Having an estate plan is responsible, and an important step for those who provide for other people or have significant assets. It’s also important to recognize that you will need to update those documents occasionally to ensure that they remain valid and enforceable. When might you need to update your estate plan?
When your health changes
Your advance directive and other documents will reflect your attitudes about medical care at the time that you first drafted them. When you are young and have a family depending on you, you may feel strongly about undergoing any and all necessary medical interventions, including life support, if something happens to you.
When you are substantially older or already coping with a terminal medical condition, your wishes about what treatment you receive will probably change. Updating your document to reflect your new medical wishes is important, as people can only follow the instructions that you have provided them.
When something significant changes for your family
Family members are often the main beneficiaries of estate plans, and they also frequently assume roles of authority when someone has an incapacitating medical condition. Spouses, children, parents and even siblings could play a role in your estate plan.

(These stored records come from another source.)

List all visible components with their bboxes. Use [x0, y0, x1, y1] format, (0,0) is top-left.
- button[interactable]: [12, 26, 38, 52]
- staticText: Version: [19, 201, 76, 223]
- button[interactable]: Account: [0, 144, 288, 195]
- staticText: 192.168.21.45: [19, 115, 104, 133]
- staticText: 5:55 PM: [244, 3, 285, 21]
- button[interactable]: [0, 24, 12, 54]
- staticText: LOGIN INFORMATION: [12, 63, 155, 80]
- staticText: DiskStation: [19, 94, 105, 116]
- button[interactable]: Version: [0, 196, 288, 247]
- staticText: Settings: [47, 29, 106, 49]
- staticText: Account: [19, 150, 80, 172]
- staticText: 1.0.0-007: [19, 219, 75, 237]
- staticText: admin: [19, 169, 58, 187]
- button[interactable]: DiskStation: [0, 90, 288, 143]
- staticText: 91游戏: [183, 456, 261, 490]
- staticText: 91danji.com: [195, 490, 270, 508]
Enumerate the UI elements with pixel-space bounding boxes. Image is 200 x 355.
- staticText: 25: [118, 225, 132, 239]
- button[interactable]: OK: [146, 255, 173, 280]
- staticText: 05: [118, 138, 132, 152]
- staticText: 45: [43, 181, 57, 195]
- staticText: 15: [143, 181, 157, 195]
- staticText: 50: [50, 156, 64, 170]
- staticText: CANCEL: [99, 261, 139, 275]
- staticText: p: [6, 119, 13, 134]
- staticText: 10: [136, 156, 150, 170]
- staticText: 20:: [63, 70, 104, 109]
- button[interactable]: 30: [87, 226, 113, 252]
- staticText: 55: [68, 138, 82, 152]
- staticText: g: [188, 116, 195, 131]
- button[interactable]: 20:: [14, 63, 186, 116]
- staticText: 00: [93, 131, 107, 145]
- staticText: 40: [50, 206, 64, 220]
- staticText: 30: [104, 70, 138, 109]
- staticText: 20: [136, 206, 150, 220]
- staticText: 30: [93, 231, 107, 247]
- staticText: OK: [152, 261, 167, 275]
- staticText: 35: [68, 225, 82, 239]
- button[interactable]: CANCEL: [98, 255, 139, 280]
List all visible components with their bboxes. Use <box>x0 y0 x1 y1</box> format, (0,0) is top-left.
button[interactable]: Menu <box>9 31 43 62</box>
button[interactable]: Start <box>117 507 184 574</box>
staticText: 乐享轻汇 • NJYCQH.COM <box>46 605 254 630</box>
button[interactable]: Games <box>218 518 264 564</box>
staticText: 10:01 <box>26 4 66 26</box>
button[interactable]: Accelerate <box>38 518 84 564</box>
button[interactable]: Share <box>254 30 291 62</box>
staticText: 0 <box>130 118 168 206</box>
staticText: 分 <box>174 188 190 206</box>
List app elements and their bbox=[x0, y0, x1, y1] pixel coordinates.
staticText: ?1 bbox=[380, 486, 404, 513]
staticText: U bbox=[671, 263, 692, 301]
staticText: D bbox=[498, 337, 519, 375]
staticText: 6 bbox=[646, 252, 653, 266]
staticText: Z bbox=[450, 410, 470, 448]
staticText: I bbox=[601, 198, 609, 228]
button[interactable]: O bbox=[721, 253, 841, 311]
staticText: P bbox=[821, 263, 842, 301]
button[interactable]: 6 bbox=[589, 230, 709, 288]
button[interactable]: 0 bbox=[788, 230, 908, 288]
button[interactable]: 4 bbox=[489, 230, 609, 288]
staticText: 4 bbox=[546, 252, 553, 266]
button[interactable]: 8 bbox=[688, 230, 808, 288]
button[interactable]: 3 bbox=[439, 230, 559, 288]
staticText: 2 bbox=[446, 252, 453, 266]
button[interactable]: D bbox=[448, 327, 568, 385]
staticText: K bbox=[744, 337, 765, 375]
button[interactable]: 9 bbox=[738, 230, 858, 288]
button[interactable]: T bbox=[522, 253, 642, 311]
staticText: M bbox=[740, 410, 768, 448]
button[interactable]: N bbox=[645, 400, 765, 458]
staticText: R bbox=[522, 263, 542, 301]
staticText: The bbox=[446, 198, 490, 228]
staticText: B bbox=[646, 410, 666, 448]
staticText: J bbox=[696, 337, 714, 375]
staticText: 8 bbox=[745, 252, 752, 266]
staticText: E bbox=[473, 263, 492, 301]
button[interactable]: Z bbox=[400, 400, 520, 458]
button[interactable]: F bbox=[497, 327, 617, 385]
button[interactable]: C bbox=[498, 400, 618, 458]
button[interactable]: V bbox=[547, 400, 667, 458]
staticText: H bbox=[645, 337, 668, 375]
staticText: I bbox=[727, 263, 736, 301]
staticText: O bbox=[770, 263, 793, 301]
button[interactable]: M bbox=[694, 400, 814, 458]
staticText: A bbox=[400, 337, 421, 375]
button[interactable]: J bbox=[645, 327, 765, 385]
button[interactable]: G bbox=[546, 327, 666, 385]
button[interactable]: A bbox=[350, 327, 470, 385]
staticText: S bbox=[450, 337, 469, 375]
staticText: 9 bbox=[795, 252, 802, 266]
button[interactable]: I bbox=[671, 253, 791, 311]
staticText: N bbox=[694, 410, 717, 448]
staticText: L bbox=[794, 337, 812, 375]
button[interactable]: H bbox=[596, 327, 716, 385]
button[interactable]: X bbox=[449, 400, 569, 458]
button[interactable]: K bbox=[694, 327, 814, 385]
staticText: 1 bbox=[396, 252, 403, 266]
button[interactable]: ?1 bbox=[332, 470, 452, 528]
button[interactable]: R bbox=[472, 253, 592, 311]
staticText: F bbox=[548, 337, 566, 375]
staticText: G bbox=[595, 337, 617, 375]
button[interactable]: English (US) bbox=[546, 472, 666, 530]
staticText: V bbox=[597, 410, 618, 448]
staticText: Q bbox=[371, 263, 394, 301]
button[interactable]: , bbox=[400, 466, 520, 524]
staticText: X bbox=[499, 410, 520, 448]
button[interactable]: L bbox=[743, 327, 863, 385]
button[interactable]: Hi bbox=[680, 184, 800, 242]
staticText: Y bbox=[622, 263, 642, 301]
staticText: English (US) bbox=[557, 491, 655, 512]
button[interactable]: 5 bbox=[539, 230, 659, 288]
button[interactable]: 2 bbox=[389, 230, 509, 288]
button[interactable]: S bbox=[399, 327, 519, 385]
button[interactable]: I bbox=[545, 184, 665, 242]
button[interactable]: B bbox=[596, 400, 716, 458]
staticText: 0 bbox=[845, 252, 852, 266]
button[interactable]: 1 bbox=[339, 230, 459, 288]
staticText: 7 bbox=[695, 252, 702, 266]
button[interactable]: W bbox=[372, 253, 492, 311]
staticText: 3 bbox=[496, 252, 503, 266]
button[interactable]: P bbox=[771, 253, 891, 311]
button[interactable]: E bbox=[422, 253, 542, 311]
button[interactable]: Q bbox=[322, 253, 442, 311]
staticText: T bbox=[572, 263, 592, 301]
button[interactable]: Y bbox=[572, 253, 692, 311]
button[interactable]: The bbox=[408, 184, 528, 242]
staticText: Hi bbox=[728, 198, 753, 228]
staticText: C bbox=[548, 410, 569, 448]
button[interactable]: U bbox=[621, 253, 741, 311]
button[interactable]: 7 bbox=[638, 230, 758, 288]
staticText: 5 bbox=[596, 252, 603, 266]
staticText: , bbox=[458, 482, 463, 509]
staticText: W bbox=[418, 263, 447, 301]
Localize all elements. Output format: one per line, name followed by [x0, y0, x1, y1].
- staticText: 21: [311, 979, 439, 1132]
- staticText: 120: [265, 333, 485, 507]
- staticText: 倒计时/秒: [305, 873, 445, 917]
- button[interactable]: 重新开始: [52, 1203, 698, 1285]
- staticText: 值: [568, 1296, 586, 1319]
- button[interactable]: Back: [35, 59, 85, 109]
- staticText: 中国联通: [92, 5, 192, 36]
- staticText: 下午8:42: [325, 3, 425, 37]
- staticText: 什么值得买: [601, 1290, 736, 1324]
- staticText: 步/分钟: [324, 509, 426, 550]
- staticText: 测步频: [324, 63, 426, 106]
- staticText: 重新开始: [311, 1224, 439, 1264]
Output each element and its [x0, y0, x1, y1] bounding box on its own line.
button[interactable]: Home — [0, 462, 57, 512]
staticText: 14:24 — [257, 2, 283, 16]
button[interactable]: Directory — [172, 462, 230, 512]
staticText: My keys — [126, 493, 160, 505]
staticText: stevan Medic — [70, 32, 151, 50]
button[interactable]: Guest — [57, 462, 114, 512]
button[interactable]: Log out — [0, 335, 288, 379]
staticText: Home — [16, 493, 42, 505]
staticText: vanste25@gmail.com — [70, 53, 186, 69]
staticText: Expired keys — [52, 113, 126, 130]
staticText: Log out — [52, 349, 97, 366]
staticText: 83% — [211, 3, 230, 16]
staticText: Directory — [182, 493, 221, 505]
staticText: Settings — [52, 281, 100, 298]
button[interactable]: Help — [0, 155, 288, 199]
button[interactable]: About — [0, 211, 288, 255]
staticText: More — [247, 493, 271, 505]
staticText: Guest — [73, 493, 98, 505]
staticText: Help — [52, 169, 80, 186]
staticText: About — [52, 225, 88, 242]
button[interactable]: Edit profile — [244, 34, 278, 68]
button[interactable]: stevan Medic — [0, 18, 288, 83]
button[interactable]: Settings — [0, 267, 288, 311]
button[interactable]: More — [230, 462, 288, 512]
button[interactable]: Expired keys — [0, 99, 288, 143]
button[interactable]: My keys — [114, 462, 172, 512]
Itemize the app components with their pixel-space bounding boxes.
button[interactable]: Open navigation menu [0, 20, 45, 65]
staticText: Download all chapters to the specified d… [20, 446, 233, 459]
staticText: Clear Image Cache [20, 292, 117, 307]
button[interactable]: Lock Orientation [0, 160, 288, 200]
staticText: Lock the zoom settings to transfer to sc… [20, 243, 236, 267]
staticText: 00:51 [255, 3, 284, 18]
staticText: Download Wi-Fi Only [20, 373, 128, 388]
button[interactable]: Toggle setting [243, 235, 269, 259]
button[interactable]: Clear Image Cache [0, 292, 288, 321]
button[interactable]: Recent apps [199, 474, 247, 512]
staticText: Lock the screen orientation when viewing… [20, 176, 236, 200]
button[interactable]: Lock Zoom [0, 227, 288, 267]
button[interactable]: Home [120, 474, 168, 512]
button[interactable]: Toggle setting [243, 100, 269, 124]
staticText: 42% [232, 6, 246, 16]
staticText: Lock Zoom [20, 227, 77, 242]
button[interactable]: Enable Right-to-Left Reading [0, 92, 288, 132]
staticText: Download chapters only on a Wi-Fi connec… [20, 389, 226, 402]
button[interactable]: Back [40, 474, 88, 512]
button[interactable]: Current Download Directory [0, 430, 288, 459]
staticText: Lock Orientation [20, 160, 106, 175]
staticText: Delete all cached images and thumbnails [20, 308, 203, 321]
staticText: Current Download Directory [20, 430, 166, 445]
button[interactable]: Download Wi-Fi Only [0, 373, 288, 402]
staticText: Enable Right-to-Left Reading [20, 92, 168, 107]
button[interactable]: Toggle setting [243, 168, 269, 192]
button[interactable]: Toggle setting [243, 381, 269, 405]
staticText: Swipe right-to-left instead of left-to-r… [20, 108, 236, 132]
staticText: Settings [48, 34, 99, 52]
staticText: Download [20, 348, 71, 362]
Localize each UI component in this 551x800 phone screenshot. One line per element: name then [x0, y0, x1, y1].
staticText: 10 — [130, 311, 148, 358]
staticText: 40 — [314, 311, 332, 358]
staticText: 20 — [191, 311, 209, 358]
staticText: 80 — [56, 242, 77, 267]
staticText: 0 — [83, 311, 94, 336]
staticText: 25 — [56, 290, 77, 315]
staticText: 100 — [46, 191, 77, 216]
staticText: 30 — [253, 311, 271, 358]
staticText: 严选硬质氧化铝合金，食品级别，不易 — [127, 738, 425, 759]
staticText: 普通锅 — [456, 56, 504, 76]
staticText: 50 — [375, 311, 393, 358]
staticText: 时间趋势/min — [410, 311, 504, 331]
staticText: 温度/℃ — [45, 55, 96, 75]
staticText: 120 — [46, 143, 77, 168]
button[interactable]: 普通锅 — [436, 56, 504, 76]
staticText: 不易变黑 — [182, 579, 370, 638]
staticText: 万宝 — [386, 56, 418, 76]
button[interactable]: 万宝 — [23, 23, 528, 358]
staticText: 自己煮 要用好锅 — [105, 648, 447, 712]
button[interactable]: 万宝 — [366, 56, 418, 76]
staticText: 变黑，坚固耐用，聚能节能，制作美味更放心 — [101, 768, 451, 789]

When your relationship with any of these people changes, your estate documents may need to change too. If someone dies, if you get divorced, if you remarry or if you have more children, you will probably need to make changes to your estate plan to reflect your new family situation.
When you gain or lose significant assets
An estate plan that discusses an asset you have long since sold could face challenges as being woefully out-of-date after your death. An estate plan that doesn’t address a newer asset may lead to speculation about your intentions for that property. If you acquire or get rid of any significant personal property, like real estate, investment accounts or a business, you may need to update your estate planning documents accordingly.
Knowing when to update your estate plan helps ensure that your documents adequately protect you.